Friedman in his column listed reasons he believes American Jews like himself are growing uncomfortable with Israel: the closeness of the foreign minister, Avigdor Lieberman, to Russian autocrats and their anti-democratic leanings; the controversy about segregating women from men on buses that serve haredi Orthodox neighborhoods; a slate of laws seeking to limit the influence of human rights groups; and attacks by extremist settlers on Palestinians and the Israeli army.
“I sure hope that Israel’s prime minister, Benjamin Netanyahu, understands that the standing ovation he got in Congress this year was not for his politics,” Friedman wrote, referring to Netanyahu’s address to a joint session last May. “That ovation was bought and paid for by the Israel lobby.”
Friedman told the New York Jewish Week this week that “in retrospect I probably should have used a more precise term like ‘engineered’ by the Israel lobby — a term that does not suggest grand conspiracy theories that I don’t subscribe to.” Otherwise, Friedman added, he stood by the column.
In response to the column, Rep.
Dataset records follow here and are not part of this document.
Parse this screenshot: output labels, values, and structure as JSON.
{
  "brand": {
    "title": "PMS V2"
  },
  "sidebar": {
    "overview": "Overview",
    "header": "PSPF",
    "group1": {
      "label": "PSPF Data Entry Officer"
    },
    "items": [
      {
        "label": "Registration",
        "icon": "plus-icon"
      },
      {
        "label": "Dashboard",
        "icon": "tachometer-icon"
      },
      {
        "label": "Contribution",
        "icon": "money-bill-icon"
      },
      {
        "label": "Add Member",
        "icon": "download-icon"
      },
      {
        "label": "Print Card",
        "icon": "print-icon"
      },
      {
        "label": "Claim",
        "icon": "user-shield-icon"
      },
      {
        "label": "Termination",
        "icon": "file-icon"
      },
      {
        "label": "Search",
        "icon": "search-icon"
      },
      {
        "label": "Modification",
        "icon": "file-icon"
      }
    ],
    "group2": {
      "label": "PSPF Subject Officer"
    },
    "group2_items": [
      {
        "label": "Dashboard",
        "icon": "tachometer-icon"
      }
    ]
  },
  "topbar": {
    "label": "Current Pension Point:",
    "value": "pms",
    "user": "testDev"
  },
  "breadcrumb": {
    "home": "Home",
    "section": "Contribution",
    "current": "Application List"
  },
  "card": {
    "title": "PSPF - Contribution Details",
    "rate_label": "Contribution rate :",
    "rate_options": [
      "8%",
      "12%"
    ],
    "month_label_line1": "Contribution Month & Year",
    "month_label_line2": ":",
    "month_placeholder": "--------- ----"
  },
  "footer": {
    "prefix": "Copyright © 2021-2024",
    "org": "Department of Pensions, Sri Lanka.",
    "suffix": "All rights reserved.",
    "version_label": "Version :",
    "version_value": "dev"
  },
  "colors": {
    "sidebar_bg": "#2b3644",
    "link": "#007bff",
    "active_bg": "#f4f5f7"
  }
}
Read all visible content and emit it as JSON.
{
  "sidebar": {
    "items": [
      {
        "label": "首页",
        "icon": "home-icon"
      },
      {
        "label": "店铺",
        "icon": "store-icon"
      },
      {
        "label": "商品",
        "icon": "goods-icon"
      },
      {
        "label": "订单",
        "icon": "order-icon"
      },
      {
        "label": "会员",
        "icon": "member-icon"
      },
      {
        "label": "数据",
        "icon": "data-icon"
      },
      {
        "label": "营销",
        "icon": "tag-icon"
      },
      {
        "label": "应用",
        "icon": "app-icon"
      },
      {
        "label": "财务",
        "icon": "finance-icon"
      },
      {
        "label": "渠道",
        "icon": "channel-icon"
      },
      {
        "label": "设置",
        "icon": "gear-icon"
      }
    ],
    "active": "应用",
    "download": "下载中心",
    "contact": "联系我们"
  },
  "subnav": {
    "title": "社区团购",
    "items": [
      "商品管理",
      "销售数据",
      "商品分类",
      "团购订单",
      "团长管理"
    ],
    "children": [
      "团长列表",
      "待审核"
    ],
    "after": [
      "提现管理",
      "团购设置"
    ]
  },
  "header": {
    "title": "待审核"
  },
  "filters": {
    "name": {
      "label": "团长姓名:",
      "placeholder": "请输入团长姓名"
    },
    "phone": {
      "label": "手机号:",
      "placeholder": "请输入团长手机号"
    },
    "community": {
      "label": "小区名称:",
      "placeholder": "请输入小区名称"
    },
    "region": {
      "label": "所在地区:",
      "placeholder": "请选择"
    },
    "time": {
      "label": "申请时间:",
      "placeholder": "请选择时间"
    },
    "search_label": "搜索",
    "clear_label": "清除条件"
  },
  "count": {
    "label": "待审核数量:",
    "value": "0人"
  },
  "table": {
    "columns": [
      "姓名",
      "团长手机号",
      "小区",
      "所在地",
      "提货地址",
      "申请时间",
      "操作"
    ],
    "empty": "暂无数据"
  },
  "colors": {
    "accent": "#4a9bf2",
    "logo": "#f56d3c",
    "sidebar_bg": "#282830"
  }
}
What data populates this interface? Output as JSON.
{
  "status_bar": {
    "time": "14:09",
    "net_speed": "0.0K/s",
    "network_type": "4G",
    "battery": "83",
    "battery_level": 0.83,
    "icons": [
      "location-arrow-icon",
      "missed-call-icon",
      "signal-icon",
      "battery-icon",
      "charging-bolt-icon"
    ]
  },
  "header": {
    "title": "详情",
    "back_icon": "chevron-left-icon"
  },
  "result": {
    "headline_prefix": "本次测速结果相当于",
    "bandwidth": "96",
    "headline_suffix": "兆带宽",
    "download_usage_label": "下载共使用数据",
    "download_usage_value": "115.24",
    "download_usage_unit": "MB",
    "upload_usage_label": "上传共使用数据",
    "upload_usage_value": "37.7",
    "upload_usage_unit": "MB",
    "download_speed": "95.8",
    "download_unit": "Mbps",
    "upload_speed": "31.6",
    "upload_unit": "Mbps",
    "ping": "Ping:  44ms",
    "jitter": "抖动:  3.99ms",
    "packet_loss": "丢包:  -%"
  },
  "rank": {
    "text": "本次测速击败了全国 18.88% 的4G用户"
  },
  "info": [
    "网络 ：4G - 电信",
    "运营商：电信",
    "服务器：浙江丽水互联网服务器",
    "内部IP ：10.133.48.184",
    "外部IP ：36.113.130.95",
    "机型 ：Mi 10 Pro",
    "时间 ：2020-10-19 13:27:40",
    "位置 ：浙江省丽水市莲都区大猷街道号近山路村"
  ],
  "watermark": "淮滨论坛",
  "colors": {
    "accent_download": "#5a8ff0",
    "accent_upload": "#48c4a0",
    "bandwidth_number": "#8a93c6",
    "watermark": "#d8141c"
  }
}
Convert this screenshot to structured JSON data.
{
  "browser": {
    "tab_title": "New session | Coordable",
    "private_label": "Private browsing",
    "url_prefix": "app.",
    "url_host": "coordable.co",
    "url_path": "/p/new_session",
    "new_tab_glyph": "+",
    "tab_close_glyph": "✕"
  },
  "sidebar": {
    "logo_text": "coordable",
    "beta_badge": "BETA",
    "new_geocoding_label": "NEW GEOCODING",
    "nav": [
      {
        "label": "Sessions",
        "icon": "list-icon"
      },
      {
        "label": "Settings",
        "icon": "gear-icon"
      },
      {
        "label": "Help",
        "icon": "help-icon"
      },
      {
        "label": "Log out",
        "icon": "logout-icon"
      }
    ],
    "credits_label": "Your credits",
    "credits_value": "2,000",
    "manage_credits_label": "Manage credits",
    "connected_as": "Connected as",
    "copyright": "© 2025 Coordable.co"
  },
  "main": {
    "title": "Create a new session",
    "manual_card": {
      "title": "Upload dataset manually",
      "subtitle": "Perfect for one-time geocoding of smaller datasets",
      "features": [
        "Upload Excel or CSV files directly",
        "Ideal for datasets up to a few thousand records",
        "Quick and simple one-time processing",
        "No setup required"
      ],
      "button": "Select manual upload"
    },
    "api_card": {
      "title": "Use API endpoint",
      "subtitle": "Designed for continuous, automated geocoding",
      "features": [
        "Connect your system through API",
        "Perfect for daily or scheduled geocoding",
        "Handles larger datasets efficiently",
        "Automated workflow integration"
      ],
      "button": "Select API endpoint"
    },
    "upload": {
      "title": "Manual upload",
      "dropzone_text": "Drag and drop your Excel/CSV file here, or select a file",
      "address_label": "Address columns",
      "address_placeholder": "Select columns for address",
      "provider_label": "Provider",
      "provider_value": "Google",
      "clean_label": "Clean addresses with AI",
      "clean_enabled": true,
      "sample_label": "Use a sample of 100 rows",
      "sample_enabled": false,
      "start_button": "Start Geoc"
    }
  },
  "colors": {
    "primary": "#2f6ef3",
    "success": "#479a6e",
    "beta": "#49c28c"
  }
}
Steve Rothman (D-N.J.), a top congressional appropriator, issued a statement saying that Friedman’s characterization reinforced a “dangerous narrative” about supporters of a strong U.S.-Israel relationship.
“I gave Prime Minister Netanyahu a standing ovation not because of any nefarious lobby, but because it is in America’s vital national security interests to support the Jewish State of Israel and it is right for Congress to give a warm welcome to the leader of such a dear and essential ally,” he said. “Mr. Friedman owes us all an apology.”